Carlos Matos assumiu recentemente a presidência do ABC/UMinho, sucedendo no cargo a Rui Silva. Aos 45 anos, o antigo internacional português e formado no emblema bracarense pretende “abrir” o clube à cidade, assumindo em entrevista à Revista Minha o desejo de colocar novamente o histórico do andebol nacional na senda dos êxitos.

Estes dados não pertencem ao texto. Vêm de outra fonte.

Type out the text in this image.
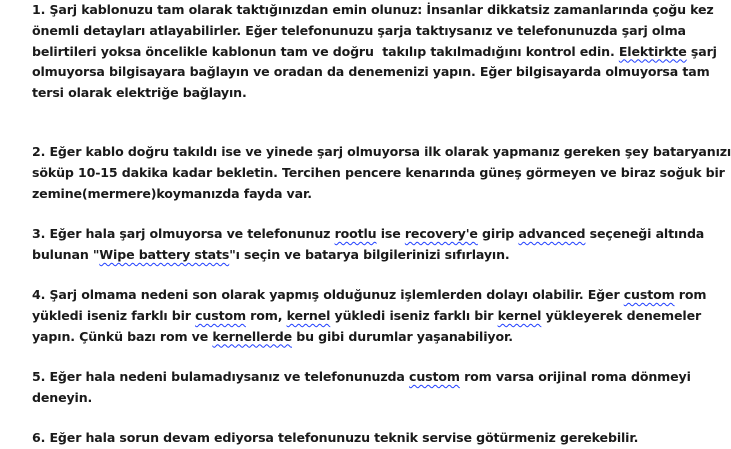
1. Şarj kablonuzu tam olarak taktığınızdan emin olunuz: İnsanlar dikkatsiz zamanlarında çoğu kez
önemli detayları atlayabilirler. Eğer telefonunuzu şarja taktıysanız ve telefonunuzda şarj olma
belirtileri yoksa öncelikle kablonun tam ve doğru  takılıp takılmadığını kontrol edin. Elektirkte şarj
olmuyorsa bilgisayara bağlayın ve oradan da denemenizi yapın. Eğer bilgisayarda olmuyorsa tam
tersi olarak elektriğe bağlayın.
2. Eğer kablo doğru takıldı ise ve yinede şarj olmuyorsa ilk olarak yapmanız gereken şey bataryanızı
söküp 10-15 dakika kadar bekletin. Tercihen pencere kenarında güneş görmeyen ve biraz soğuk bir
zemine(mermere)koymanızda fayda var.
3. Eğer hala şarj olmuyorsa ve telefonunuz rootlu ise recovery'e girip advanced seçeneği altında
bulunan "Wipe battery stats"ı seçin ve batarya bilgilerinizi sıfırlayın.
4. Şarj olmama nedeni son olarak yapmış olduğunuz işlemlerden dolayı olabilir. Eğer custom rom
yükledi iseniz farklı bir custom rom, kernel yükledi iseniz farklı bir kernel yükleyerek denemeler
yapın. Çünkü bazı rom ve kernellerde bu gibi durumlar yaşanabiliyor.
5. Eğer hala nedeni bulamadıysanız ve telefonunuzda custom rom varsa orijinal roma dönmeyi
deneyin.
6. Eğer hala sorun devam ediyorsa telefonunuzu teknik servise götürmeniz gerekebilir.
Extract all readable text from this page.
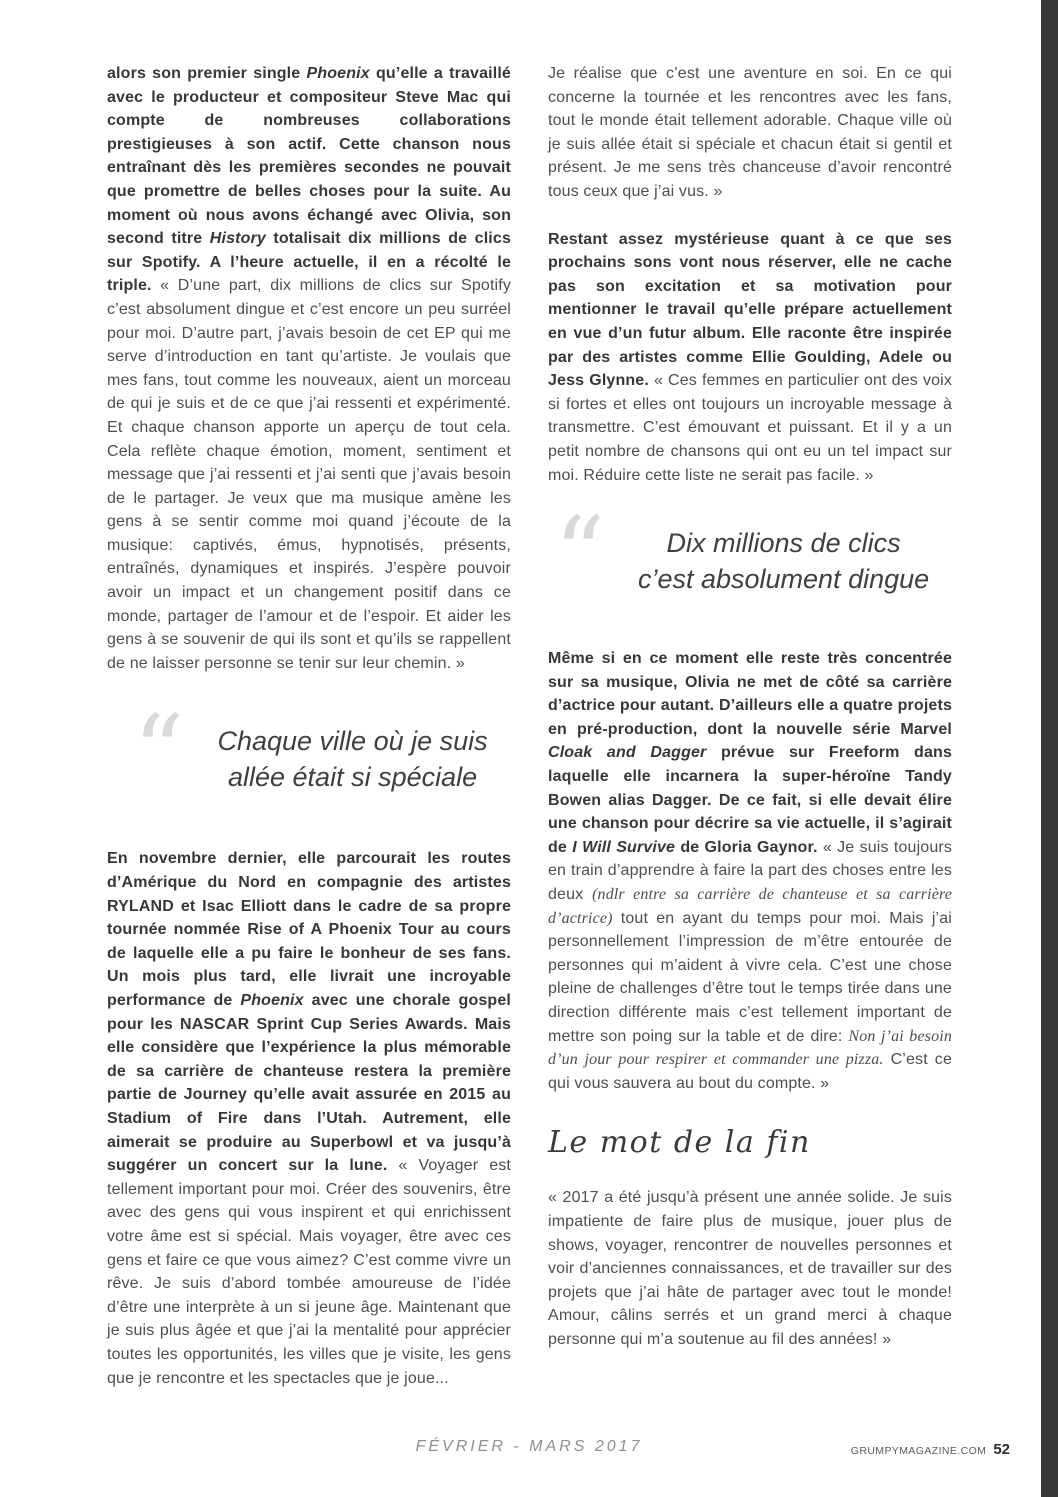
alors son premier single Phoenix qu’elle a travaillé avec le producteur et compositeur Steve Mac qui compte de nombreuses collaborations prestigieuses à son actif. Cette chanson nous entraînant dès les premières secondes ne pouvait que promettre de belles choses pour la suite. Au moment où nous avons échangé avec Olivia, son second titre History totalisait dix millions de clics sur Spotify. A l’heure actuelle, il en a récolté le triple. « D’une part, dix millions de clics sur Spotify c’est absolument dingue et c’est encore un peu surréel pour moi. D’autre part, j’avais besoin de cet EP qui me serve d’introduction en tant qu’artiste. Je voulais que mes fans, tout comme les nouveaux, aient un morceau de qui je suis et de ce que j’ai ressenti et expérimenté. Et chaque chanson apporte un aperçu de tout cela. Cela reflète chaque émotion, moment, sentiment et message que j’ai ressenti et j’ai senti que j’avais besoin de le partager. Je veux que ma musique amène les gens à se sentir comme moi quand j’écoute de la musique: captivés, émus, hypnotisés, présents, entraînés, dynamiques et inspirés. J’espère pouvoir avoir un impact et un changement positif dans ce monde, partager de l’amour et de l’espoir. Et aider les gens à se souvenir de qui ils sont et qu’ils se rappellent de ne laisser personne se tenir sur leur chemin. »

“	Chaque ville où je suis
allée était si spéciale

En novembre dernier, elle parcourait les routes d’Amérique du Nord en compagnie des artistes RYLAND et Isac Elliott dans le cadre de sa propre tournée nommée Rise of A Phoenix Tour au cours de laquelle elle a pu faire le bonheur de ses fans. Un mois plus tard, elle livrait une incroyable performance de Phoenix avec une chorale gospel pour les NASCAR Sprint Cup Series Awards. Mais elle considère que l’expérience la plus mémorable de sa carrière de chanteuse restera la première partie de Journey qu’elle avait assurée en 2015 au Stadium of Fire dans l’Utah. Autrement, elle aimerait se produire au Superbowl et va jusqu’à suggérer un concert sur la lune. « Voyager est tellement important pour moi. Créer des souvenirs, être avec des gens qui vous inspirent et qui enrichissent votre âme est si spécial. Mais voyager, être avec ces gens et faire ce que vous aimez? C’est comme vivre un rêve. Je suis d’abord tombée amoureuse de l’idée d’être une interprète à un si jeune âge. Maintenant que je suis plus âgée et que j’ai la mentalité pour apprécier toutes les opportunités, les villes que je visite, les gens que je rencontre et les spectacles que je joue...

Je réalise que c’est une aventure en soi. En ce qui concerne la tournée et les rencontres avec les fans, tout le monde était tellement adorable. Chaque ville où je suis allée était si spéciale et chacun était si gentil et présent. Je me sens très chanceuse d’avoir rencontré tous ceux que j’ai vus. »

Restant assez mystérieuse quant à ce que ses prochains sons vont nous réserver, elle ne cache pas son excitation et sa motivation pour mentionner le travail qu’elle prépare actuellement en vue d’un futur album. Elle raconte être inspirée par des artistes comme Ellie Goulding, Adele ou Jess Glynne. « Ces femmes en particulier ont des voix si fortes et elles ont toujours un incroyable message à transmettre. C’est émouvant et puissant. Et il y a un petit nombre de chansons qui ont eu un tel impact sur moi. Réduire cette liste ne serait pas facile. »

“	Dix millions de clics
c’est absolument dingue

Même si en ce moment elle reste très concentrée sur sa musique, Olivia ne met de côté sa carrière d’actrice pour autant. D’ailleurs elle a quatre projets en pré-production, dont la nouvelle série Marvel Cloak and Dagger prévue sur Freeform dans laquelle elle incarnera la super-héroïne Tandy Bowen alias Dagger. De ce fait, si elle devait élire une chanson pour décrire sa vie actuelle, il s’agirait de I Will Survive de Gloria Gaynor. « Je suis toujours en train d’apprendre à faire la part des choses entre les deux (ndlr entre sa carrière de chanteuse et sa carrière d’actrice) tout en ayant du temps pour moi. Mais j’ai personnellement l’impression de m’être entourée de personnes qui m’aident à vivre cela. C’est une chose pleine de challenges d’être tout le temps tirée dans une direction différente mais c’est tellement important de mettre son poing sur la table et de dire: Non j’ai besoin d’un jour pour respirer et commander une pizza. C’est ce qui vous sauvera au bout du compte. »

Le mot de la fin

« 2017 a été jusqu’à présent une année solide. Je suis impatiente de faire plus de musique, jouer plus de shows, voyager, rencontrer de nouvelles personnes et voir d’anciennes connaissances, et de travailler sur des projets que j’ai hâte de partager avec tout le monde! Amour, câlins serrés et un grand merci à chaque personne qui m’a soutenue au fil des années! »

FÉVRIER - MARS 2017	GRUMPYMAGAZINE.COM 52
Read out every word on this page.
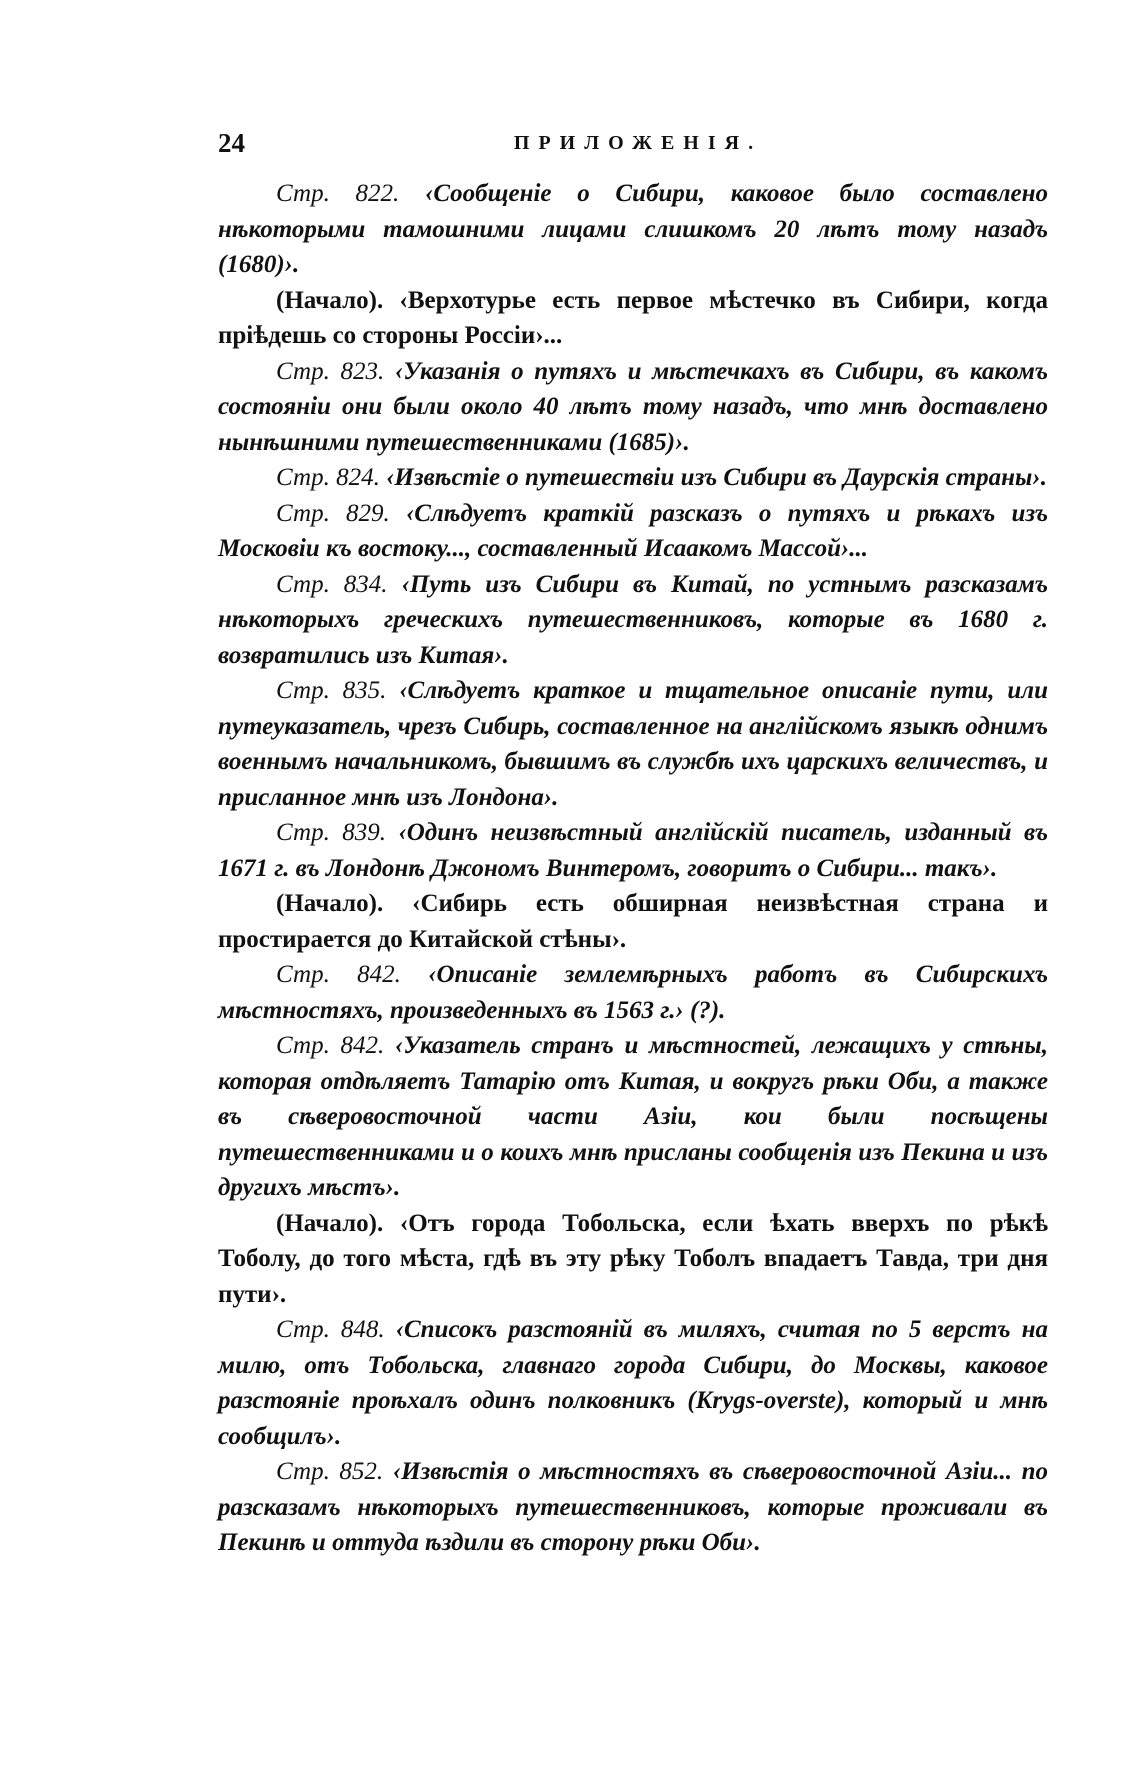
24	ПРИЛОЖЕНІЯ.

Стр. 822. ‹Сообщеніе о Сибири, каковое было составлено нѣкоторыми тамошними лицами слишкомъ 20 лѣтъ тому назадъ (1680)›.

(Начало). ‹Верхотурье есть первое мѣстечко въ Сибири, когда пріѣдешь со стороны Россіи›...

Стр. 823. ‹Указанія о путяхъ и мѣстечкахъ въ Сибири, въ какомъ состояніи они были около 40 лѣтъ тому назадъ, что мнѣ доставлено нынѣшними путешественниками (1685)›.

Стр. 824. ‹Извѣстіе о путешествіи изъ Сибири въ Даурскія страны›.

Стр. 829. ‹Слѣдуетъ краткій разсказъ о путяхъ и рѣкахъ изъ Московіи къ востоку..., составленный Исаакомъ Массой›...

Стр. 834. ‹Путь изъ Сибири въ Китай, по устнымъ разсказамъ нѣкоторыхъ греческихъ путешественниковъ, которые въ 1680 г. возвратились изъ Китая›.

Стр. 835. ‹Слѣдуетъ краткое и тщательное описаніе пути, или путеуказатель, чрезъ Сибирь, составленное на англійскомъ языкѣ однимъ военнымъ начальникомъ, бывшимъ въ службѣ ихъ царскихъ величествъ, и присланное мнѣ изъ Лондона›.

Стр. 839. ‹Одинъ неизвѣстный англійскій писатель, изданный въ 1671 г. въ Лондонѣ Джономъ Винтеромъ, говоритъ о Сибири... такъ›.

(Начало). ‹Сибирь есть обширная неизвѣстная страна и простирается до Китайской стѣны›.

Стр. 842. ‹Описаніе землемѣрныхъ работъ въ Сибирскихъ мѣстностяхъ, произведенныхъ въ 1563 г.› (?).

Стр. 842. ‹Указатель странъ и мѣстностей, лежащихъ у стѣны, которая отдѣляетъ Татарію отъ Китая, и вокругъ рѣки Оби, а также въ сѣверовосточной части Азіи, кои были посѣщены путешественниками и о коихъ мнѣ присланы сообщенія изъ Пекина и изъ другихъ мѣстъ›.

(Начало). ‹Отъ города Тобольска, если ѣхать вверхъ по рѣкѣ Тоболу, до того мѣста, гдѣ въ эту рѣку Тоболъ впадаетъ Тавда, три дня пути›.

Стр. 848. ‹Списокъ разстояній въ миляхъ, считая по 5 верстъ на милю, отъ Тобольска, главнаго города Сибири, до Москвы, каковое разстояніе проѣхалъ одинъ полковникъ (Krygs-overste), который и мнѣ сообщилъ›.

Стр. 852. ‹Извѣстія о мѣстностяхъ въ сѣверовосточной Азіи... по разсказамъ нѣкоторыхъ путешественниковъ, которые проживали въ Пекинѣ и оттуда ѣздили въ сторону рѣки Оби›.
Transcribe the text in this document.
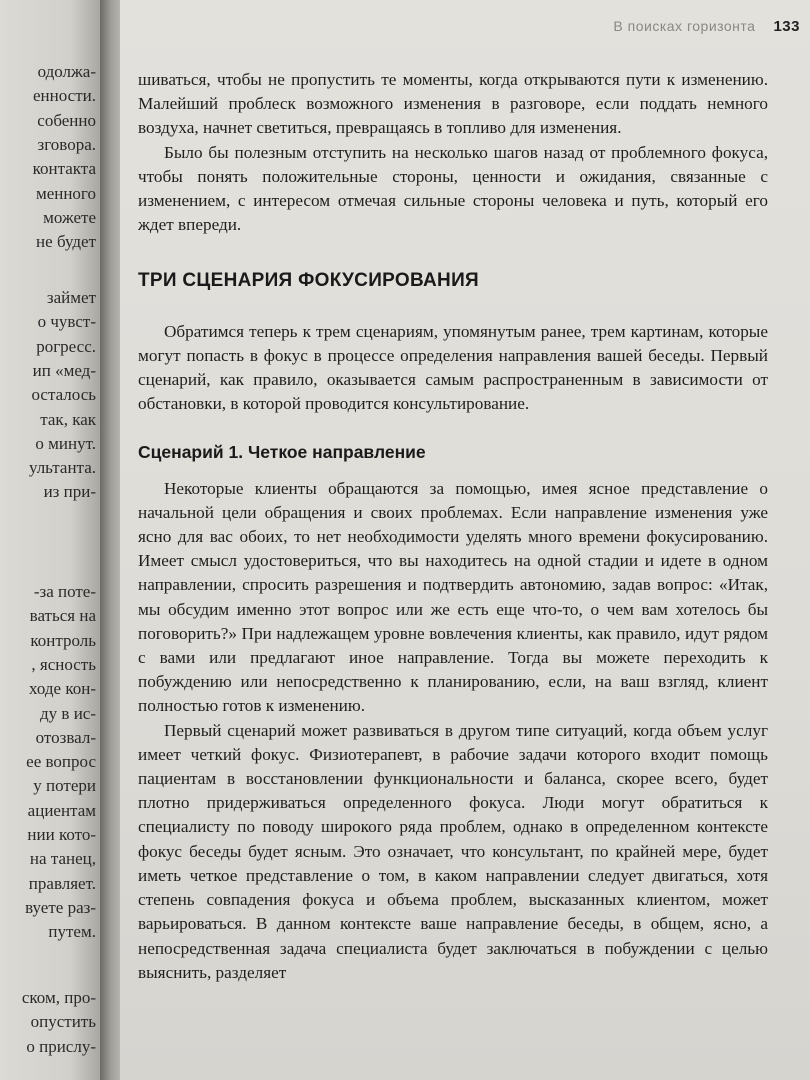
одолжа-
енности.
собенно
зговора.
контакта
менного
можете
не будет
займет
о чувст-
рогресс.
ип «мед-
осталось
так, как
о минут.
ультанта.
из при-
-за поте-
ваться на
контроль
, ясность
ходе кон-
ду в ис-
отозвал-
ее вопрос
у потери
ациентам
нии кото-
на танец,
правляет.
вуете раз-
путем.
ском, про-
опустить
о прислу-
В поисках горизонта 133

шиваться, чтобы не пропустить те моменты, когда открываются пути к изменению. Малейший проблеск возможного изменения в разговоре, если поддать немного воздуха, начнет светиться, превращаясь в топливо для изменения.

Было бы полезным отступить на несколько шагов назад от проблемного фокуса, чтобы понять положительные стороны, ценности и ожидания, связанные с изменением, с интересом отмечая сильные стороны человека и путь, который его ждет впереди.

ТРИ СЦЕНАРИЯ ФОКУСИРОВАНИЯ

Обратимся теперь к трем сценариям, упомянутым ранее, трем картинам, которые могут попасть в фокус в процессе определения направления вашей беседы. Первый сценарий, как правило, оказывается самым распространенным в зависимости от обстановки, в которой проводится консультирование.

Сценарий 1. Четкое направление

Некоторые клиенты обращаются за помощью, имея ясное представление о начальной цели обращения и своих проблемах. Если направление изменения уже ясно для вас обоих, то нет необходимости уделять много времени фокусированию. Имеет смысл удостовериться, что вы находитесь на одной стадии и идете в одном направлении, спросить разрешения и подтвердить автономию, задав вопрос: «Итак, мы обсудим именно этот вопрос или же есть еще что-то, о чем вам хотелось бы поговорить?» При надлежащем уровне вовлечения клиенты, как правило, идут рядом с вами или предлагают иное направление. Тогда вы можете переходить к побуждению или непосредственно к планированию, если, на ваш взгляд, клиент полностью готов к изменению.

Первый сценарий может развиваться в другом типе ситуаций, когда объем услуг имеет четкий фокус. Физиотерапевт, в рабочие задачи которого входит помощь пациентам в восстановлении функциональности и баланса, скорее всего, будет плотно придерживаться определенного фокуса. Люди могут обратиться к специалисту по поводу широкого ряда проблем, однако в определенном контексте фокус беседы будет ясным. Это означает, что консультант, по крайней мере, будет иметь четкое представление о том, в каком направлении следует двигаться, хотя степень совпадения фокуса и объема проблем, высказанных клиентом, может варьироваться. В данном контексте ваше направление беседы, в общем, ясно, а непосредственная задача специалиста будет заключаться в побуждении с целью выяснить, разделяет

Aos 45 anos, a sua ligação ao ABC é longa. Para além de ter sido formado no clube, alinhou nos seniores várias temporadas. Nos últimos anos integrou a estrutura, com destaque para os mais recentes, onde foi vice-presidente da direção. É agora o novo presidente. Foi a paixão que sente pelo clube que o fez avançar? Sem dúvida! O pavilhão Flávio Sá Leite e o ABC fazem parte da minha vida. Entrei aqui em 1986, comecei nos infantis, fiz toda a formação até chegar aos seniores. Depois estive fora 5 anos e regressei até hoje. São cerca de 30 anos de ligação. Tive a sorte de ter sido campeão nacional em todos os escalões e fui capitão de equipa em todos os escalões.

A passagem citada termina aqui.